BIS General Manager Agustin Carstens Says “Stop Trying to Create Money” In Another Crypto Attack
The head of Bank for International Settlements (BIS), Agustin Carstens, has shown some rejection to cryptocurrencies, both as a technological development and as an economic solution.
He is one of the fiercest critics of the cryptocurrencies. Earlier this year, he said that bitcoin and altcoins are “a bubble, a Ponzi scheme and an environmental disaster”.
In an interview with the Swiss-German newspaper Basler Zeitung, Carsten insisted that the revolutionary financial instrument was “a fraud”. After which, he almost asked in the form of a plea to the “children” who promoted him: “Stop trying to create money!”.
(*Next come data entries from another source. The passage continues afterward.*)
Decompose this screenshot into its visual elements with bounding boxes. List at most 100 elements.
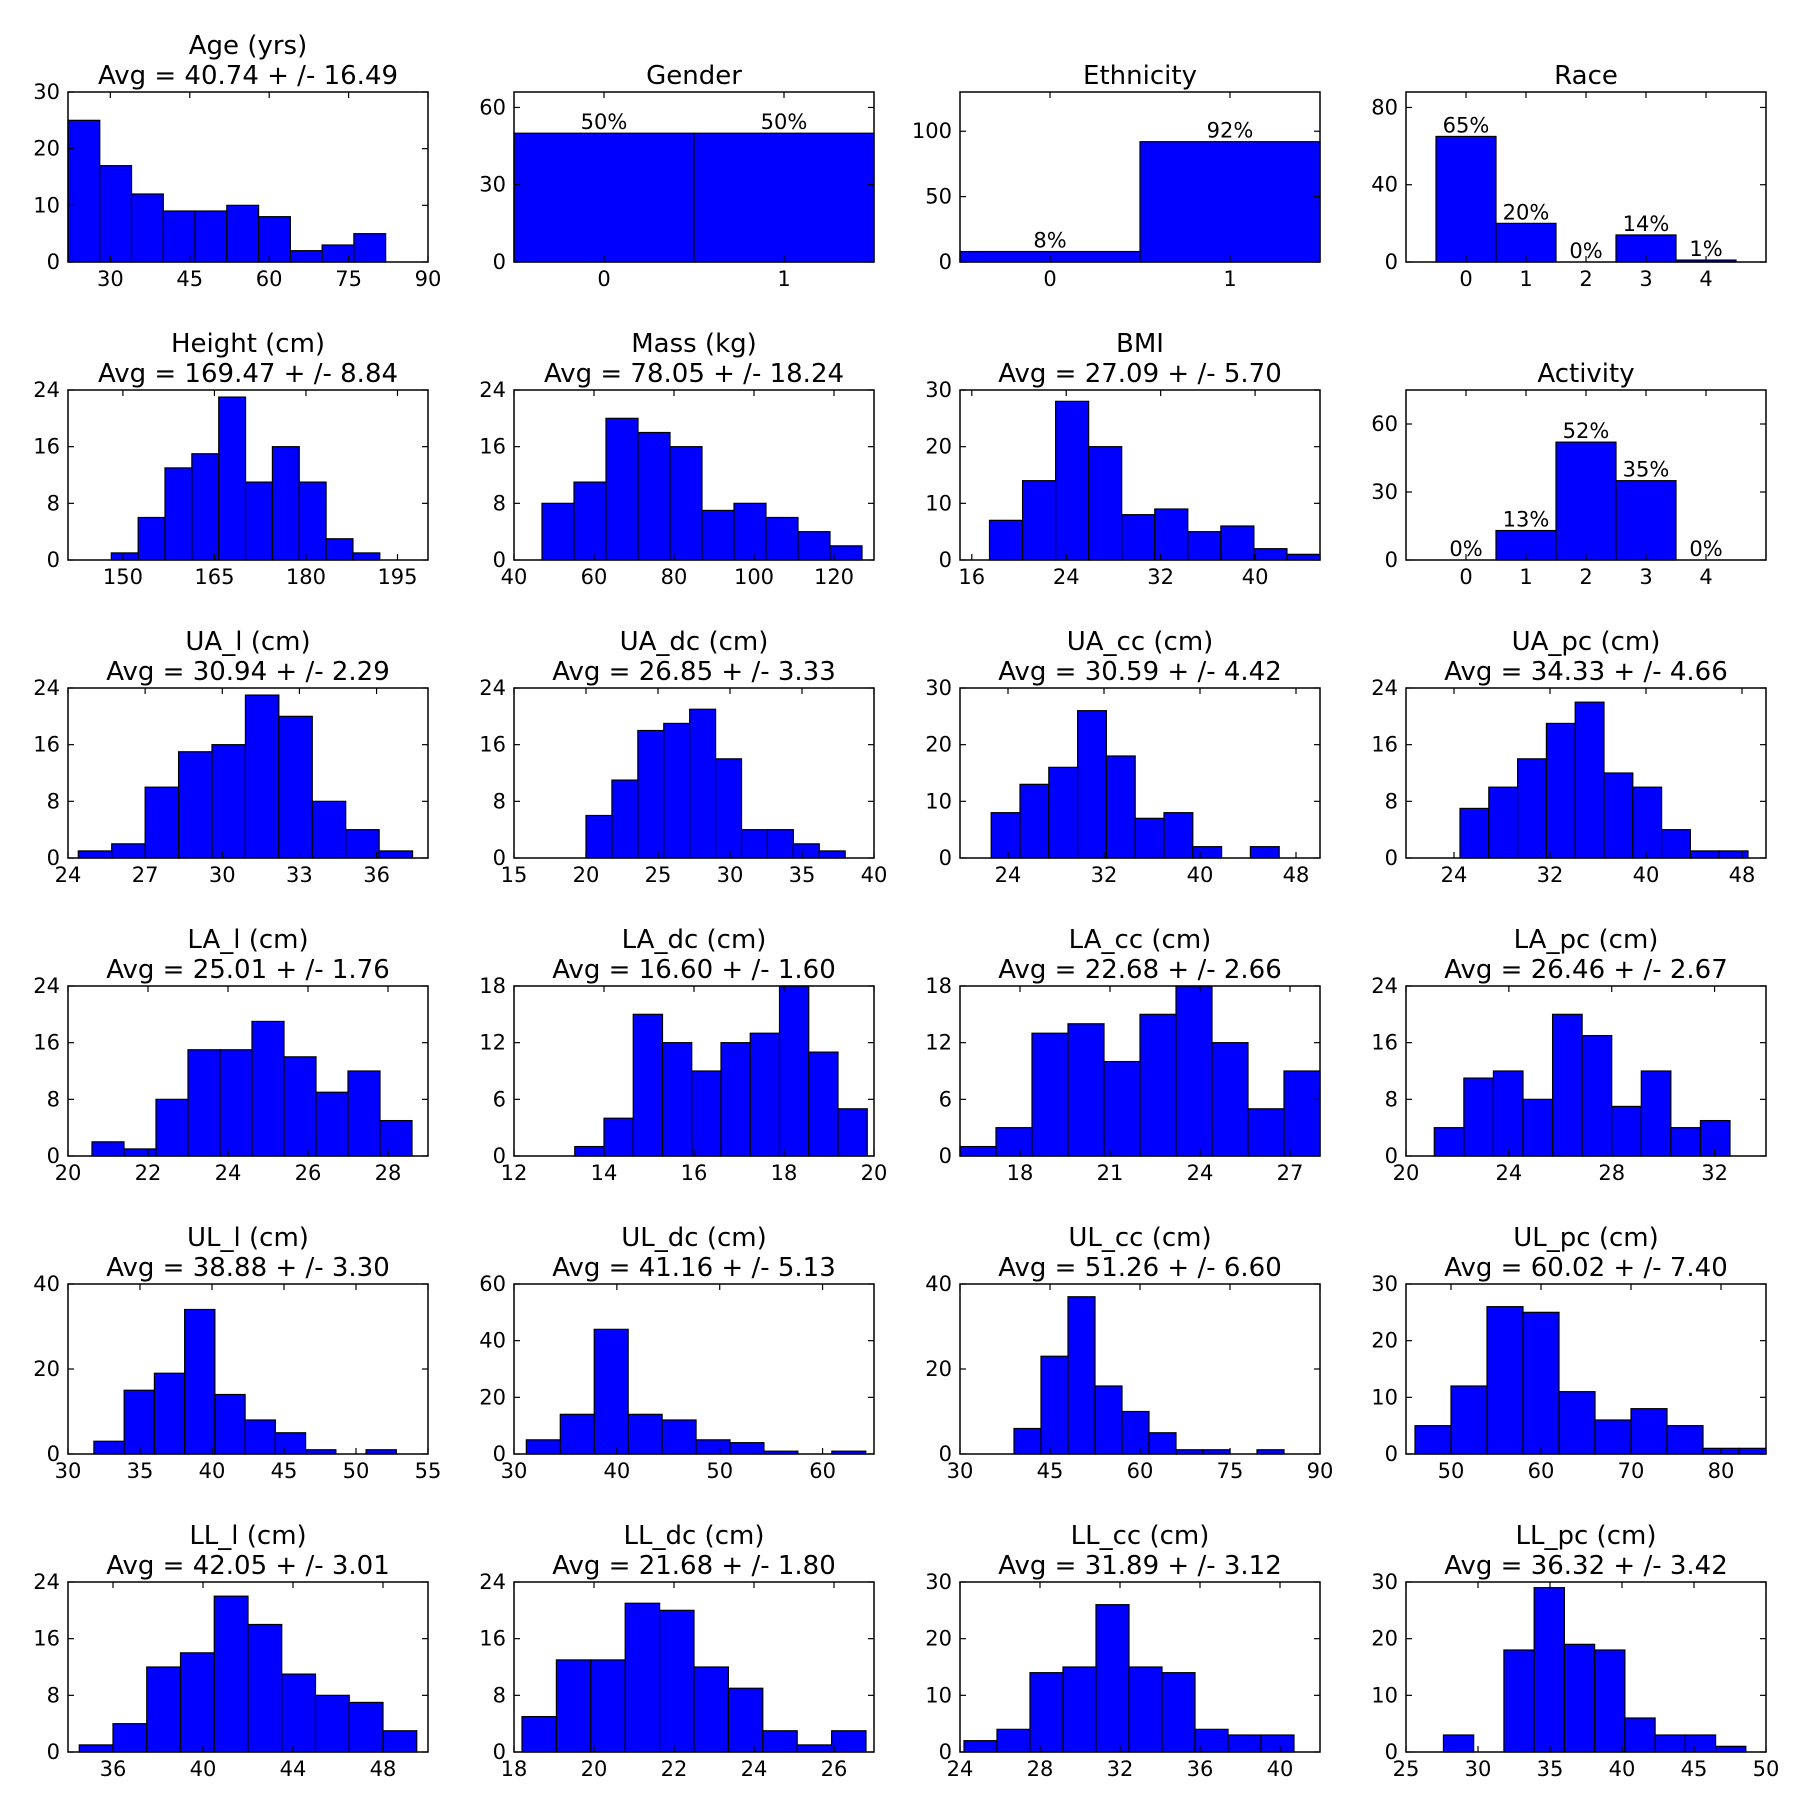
- chart-title-ul_l: UL_l (cm): [187, 1223, 309, 1253]
- bar-mass-5: [701, 509, 735, 561]
- bar-ul_cc-4: [1121, 1410, 1150, 1455]
- axes-frame-ua_cc: [959, 687, 1321, 859]
- xtick-label-activity-4: 4: [1699, 565, 1712, 589]
- bar-age-0: [67, 119, 101, 263]
- ytick-label-ul_cc-0: 0: [939, 1442, 952, 1466]
- bar-la_cc-8: [1247, 1108, 1285, 1157]
- xtick-label-ll_l-2: 44: [280, 1757, 307, 1781]
- axes-frame-ethnicity: [959, 91, 1321, 263]
- xtick-label-bmi-3: 40: [1242, 565, 1269, 589]
- ytick-label-bmi-2: 20: [925, 435, 952, 459]
- bar-ua_cc-5: [1134, 817, 1165, 859]
- bar-ll_pc-7: [1654, 1734, 1686, 1753]
- ytick-label-la_l-3: 24: [33, 974, 60, 998]
- xtick-label-ll_pc-0: 25: [1393, 1757, 1420, 1781]
- bar-la_dc-2: [603, 1117, 634, 1157]
- ytick-label-mass-0: 0: [493, 548, 506, 572]
- xtick-label-ll_pc-5: 50: [1753, 1757, 1780, 1781]
- bar-ua_dc-2: [637, 729, 665, 859]
- chart-title-gender: Gender: [646, 61, 742, 91]
- bar-ul_pc-6: [1630, 1408, 1668, 1455]
- bar-label-activity-1: 13%: [1503, 508, 1550, 532]
- ytick-label-ul_dc-1: 20: [479, 1385, 506, 1409]
- xtick-label-gender-1: 1: [777, 267, 790, 291]
- chart-ll_l: 36 40 44 48 0 8 16 24 LL_l (cm)Avg = 42.05 + /- …: [33, 1521, 429, 1781]
- chart-title-age: Age (yrs): [189, 31, 307, 61]
- bar-ul_dc-5: [695, 1439, 731, 1455]
- ytick-label-ul_pc-1: 10: [1371, 1385, 1398, 1409]
- ytick-label-ua_l-0: 0: [47, 846, 60, 870]
- xtick-label-ua_l-2: 30: [209, 863, 236, 887]
- bar-ua_dc-5: [714, 758, 743, 859]
- bar-ul_dc-1: [559, 1413, 595, 1455]
- ytick-label-ll_l-1: 8: [47, 1683, 60, 1707]
- bar-ul_pc-7: [1666, 1425, 1704, 1455]
- bar-mass-4: [669, 446, 703, 561]
- xtick-label-activity-1: 1: [1519, 565, 1532, 589]
- bar-age-7: [289, 250, 323, 263]
- bar-ll_cc-4: [1095, 1604, 1130, 1753]
- ytick-label-la_dc-3: 18: [479, 974, 506, 998]
- bar-race-1: [1495, 222, 1557, 263]
- chart-subtitle-ul_cc: Avg = 51.26 + /- 6.60: [998, 1253, 1282, 1283]
- chart-title-bmi: BMI: [1116, 329, 1164, 359]
- bar-ll_pc-6: [1624, 1717, 1656, 1753]
- ytick-label-la_dc-0: 0: [493, 1144, 506, 1168]
- bar-ua_pc-6: [1632, 786, 1663, 859]
- bar-la_l-4: [219, 1049, 253, 1157]
- xtick-label-ll_pc-2: 35: [1537, 1757, 1564, 1781]
- bar-la_cc-3: [1067, 1023, 1105, 1157]
- chart-height: 150 165 180 195 0 8 16 24 Height (cm)Avg = 169.4…: [33, 329, 429, 589]
- bar-ll_dc-2: [590, 1659, 626, 1753]
- bar-ll_pc-0: [1442, 1734, 1475, 1753]
- xtick-label-ul_l-3: 45: [271, 1459, 298, 1483]
- xtick-label-la_cc-3: 27: [1277, 1161, 1304, 1185]
- bar-la_dc-6: [720, 1042, 751, 1157]
- ytick-label-race-0: 0: [1385, 250, 1398, 274]
- bar-ll_dc-3: [624, 1602, 661, 1753]
- bar-height-7: [298, 481, 327, 561]
- xtick-label-ul_l-1: 35: [127, 1459, 154, 1483]
- xtick-label-race-1: 1: [1519, 267, 1532, 291]
- xtick-label-la_dc-3: 18: [771, 1161, 798, 1185]
- ytick-label-activity-1: 30: [1371, 480, 1398, 504]
- xtick-label-ll_cc-2: 32: [1107, 1757, 1134, 1781]
- bar-label-activity-3: 35%: [1623, 458, 1670, 482]
- ytick-label-ll_l-2: 16: [33, 1627, 60, 1651]
- bar-age-1: [99, 165, 133, 263]
- ytick-label-ua_pc-1: 8: [1385, 789, 1398, 813]
- bar-ua_dc-8: [792, 843, 820, 859]
- bar-ll_cc-0: [963, 1740, 998, 1753]
- bar-ua_l-3: [177, 751, 213, 859]
- bar-ll_dc-7: [762, 1730, 798, 1753]
- xtick-label-ethnicity-1: 1: [1223, 267, 1236, 291]
- ytick-label-ua_cc-1: 10: [925, 789, 952, 813]
- bar-la_cc-2: [1031, 1032, 1069, 1157]
- chart-subtitle-la_l: Avg = 25.01 + /- 1.76: [106, 955, 390, 985]
- chart-subtitle-la_cc: Avg = 22.68 + /- 2.66: [998, 955, 1282, 985]
- bar-la_l-2: [155, 1098, 189, 1157]
- xtick-label-ua_pc-0: 24: [1441, 863, 1468, 887]
- xtick-label-race-0: 0: [1459, 267, 1472, 291]
- xtick-label-ua_dc-1: 20: [573, 863, 600, 887]
- bar-ll_dc-8: [796, 1744, 833, 1753]
- ytick-label-la_cc-2: 12: [925, 1031, 952, 1055]
- ytick-label-gender-0: 0: [493, 250, 506, 274]
- chart-subtitle-la_dc: Avg = 16.60 + /- 1.60: [552, 955, 836, 985]
- chart-la_l: 20 22 24 26 28 0 8 16 24 LA_l (cm)Avg = 25.01 + /…: [33, 925, 429, 1185]
- chart-subtitle-age: Avg = 40.74 + /- 16.49: [98, 61, 398, 91]
- bar-ua_dc-4: [689, 708, 717, 859]
- bar-ll_cc-2: [1029, 1672, 1064, 1753]
- xtick-label-ul_l-0: 30: [55, 1459, 82, 1483]
- xtick-label-ua_dc-5: 40: [861, 863, 888, 887]
- bar-ua_l-1: [111, 843, 146, 859]
- ytick-label-height-2: 16: [33, 435, 60, 459]
- xtick-label-ll_cc-0: 24: [947, 1757, 974, 1781]
- chart-title-activity: Activity: [1537, 359, 1634, 389]
- bar-ua_l-9: [378, 850, 414, 859]
- bar-la_dc-8: [778, 985, 810, 1157]
- bar-ul_dc-3: [627, 1413, 663, 1455]
- bar-label-gender-1: 50%: [761, 110, 808, 134]
- bar-la_dc-10: [837, 1108, 868, 1157]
“Even the legendary scientist Isaac Newton tried –and failed– to create money out of nothing,” he said. “And young people should learn from his mistake,” said the newly appointed BIS General Manager.
For him it would be enough to look back to the past to realize that creating gold or money out of nothing has been a common obsession. That never worked. That even the great physicist Isaac Newton was at one point in his life obsessed with alchemy and the idea of making gold. As such, Newton was very successful in several fields, but failed in this one, Carsten argues.
Newton, who ended up at the head of the British Mint, managed to get there because he could immediately detect if a coin was counterfeit. So after failing to create gold, he switched sides and sent the counterfeiters to prison. For Carsten, he believes that this could be the same destination for the now millions of new “Newtons” who are now enthusiastic about bitcoin and the other cryptocurrencies.
The BIS general manager added that he is concerned about the pace of technological progress. He advised young people to focus their efforts on better activities, rather than on an asset class that “serves none of the… purposes of money”.
Because he believes that young people should use their many talents and skills for innovation, not for reinventing money. He concluded that it is a fallacy to think that money can be created out of nothing.
Finally, Carstens argued to the Basler Zeitung that central banks are ‘trusted' and that at least at the moment there is no viable substitute for their role in the world economy.
“I can't imagine anything coming soon that will be more efficient and generate the same level of trust,” he said.
While it may be true to take a few points from his speech into consideration, Carstens's critique falls extremely short of the astronomical adoption growth of bitcoin and blockchain technology every day.